The award was established to honour Komla Dumor, an exceptional Ghanaian broadcaster and presenter for BBC World News, who died suddenly aged 41 in 2014.


It will be made to an outstanding individual living and working in Africa, who combines strong journalism skills, on-air flair, and an exceptional talent in telling African stories with the ambition and potential to become a star of the future.

As well as spending time with the BBC in London, the winner will also get to travel to Africa to report a story – and have that story shared across the continent and the world.

Didi Akinyelure
2016 winner Didi Akinyelure says her time at the BBC was a life-changing experience

Nancy Kacungira, who worked as a prime time news presenter for KTN in Kenya, won the award in 2015.

Didi Akinyelure, a Nigerian journalist who started out as an investment banker, was the 2016 winner.

During her placement, Ms Akinyelure went to the Ivory Coast to investigate new opportunities for the local chocolate manufacturing industry.

“It has been completely life-changing for me,” she says of her experience at the BBC.

“You get intensive training in journalism – everything from presenting, to editing, to writing, to telling the story, to understanding BBC ethics.

“Whatever it is that you have may be what the BBC is looking for. So you need to take this opportunity and seriously, apply.”

She is in Blantyre to launch the 2017 prize, along with Francesca Unsworth, the director of the BBC World Service.

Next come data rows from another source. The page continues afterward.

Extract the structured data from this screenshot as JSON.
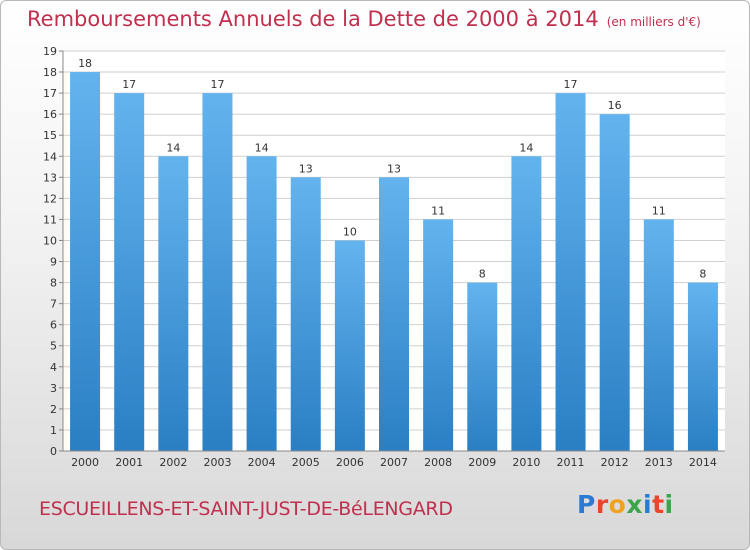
{
  "header": {
    "title": "Remboursements Annuels de la Dette de 2000 à 2014",
    "unit": "(en milliers d'€)"
  },
  "footer": {
    "town": "ESCUEILLENS-ET-SAINT-JUST-DE-BéLENGARD",
    "logo": "Proxiti",
    "logo_colors": [
      "#2a7bd6",
      "#e8452c",
      "#f0a21f",
      "#3aa54a",
      "#2a7bd6",
      "#e8452c",
      "#3aa54a"
    ]
  },
  "chart_data": {
    "type": "bar",
    "categories": [
      "2000",
      "2001",
      "2002",
      "2003",
      "2004",
      "2005",
      "2006",
      "2007",
      "2008",
      "2009",
      "2010",
      "2011",
      "2012",
      "2013",
      "2014"
    ],
    "values": [
      18,
      17,
      14,
      17,
      14,
      13,
      10,
      13,
      11,
      8,
      14,
      17,
      16,
      11,
      8
    ],
    "ylim": [
      0,
      19
    ],
    "yticks": [
      0,
      1,
      2,
      3,
      4,
      5,
      6,
      7,
      8,
      9,
      10,
      11,
      12,
      13,
      14,
      15,
      16,
      17,
      18,
      19
    ],
    "grid": true,
    "colors": {
      "bar_light": "#63b3ee",
      "bar_dark": "#2a7fc4",
      "grid": "#cfcfcf",
      "text": "#333333"
    }
  }
}
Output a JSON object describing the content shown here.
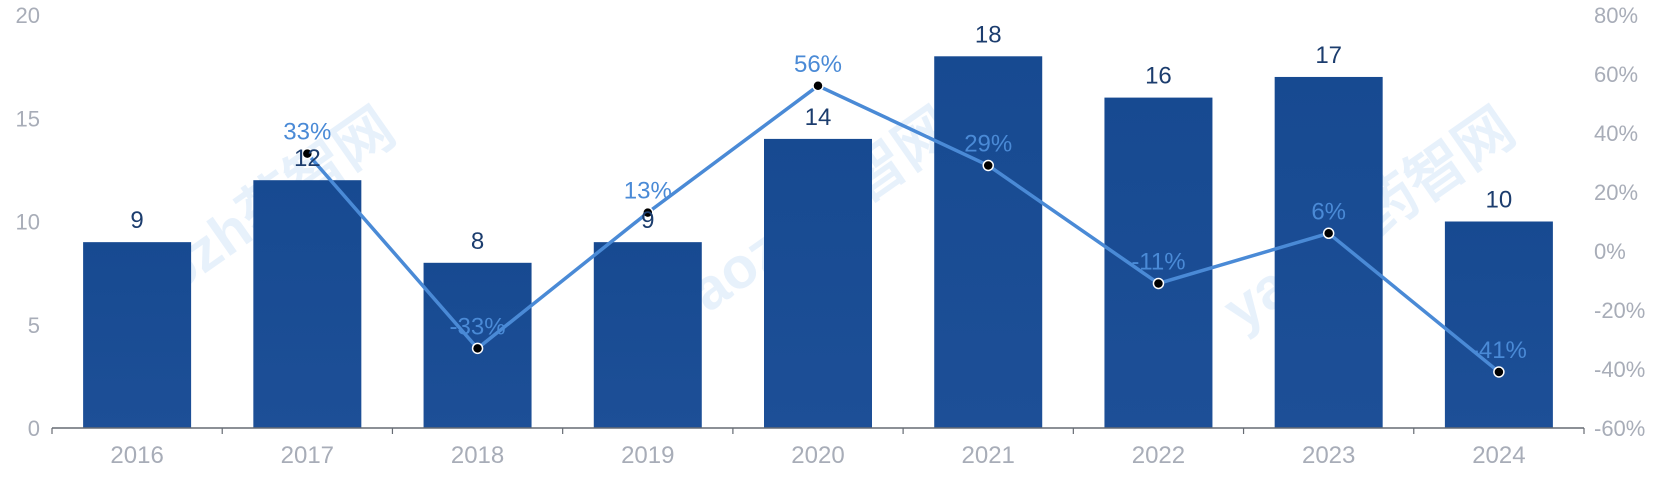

Ms Unsworth has reiterated the commitment of the BBC to continuing Komla Dumor’s legacy: “We have already awarded and hosted two exceptionally talented journalists, who were given the opportunity to train with us and report from Africa for our audiences across the BBC.

“It has been a pleasure getting to know both Nancy and Didi. It has also been great to learn from both our award winners, improving our engagement with local audiences.

“We’re looking forward to finding the next rising star in African journalism and welcoming them as the next BBC World News Komla Dumor Award winner.”

Applications will be considered by an expert panel: Rachael Akidi from the BBC’s Focus on Africa programme; Paul Royall, who is the editor of the prominent BBC UK TV programmes, the Six and Ten O’Clock News; and Khadija Patel, editor-in-chief of South Africa’s Mail & Guardian newspaper.

Ms Patel spoke of her motivation for joining the award panel: “Komla’s work touched so many of us.

“He was loved by those who knew him, but he was also respected by so many more. His work remains testimony to the strength of African journalism and I’m delighted to be able to honour his memory.”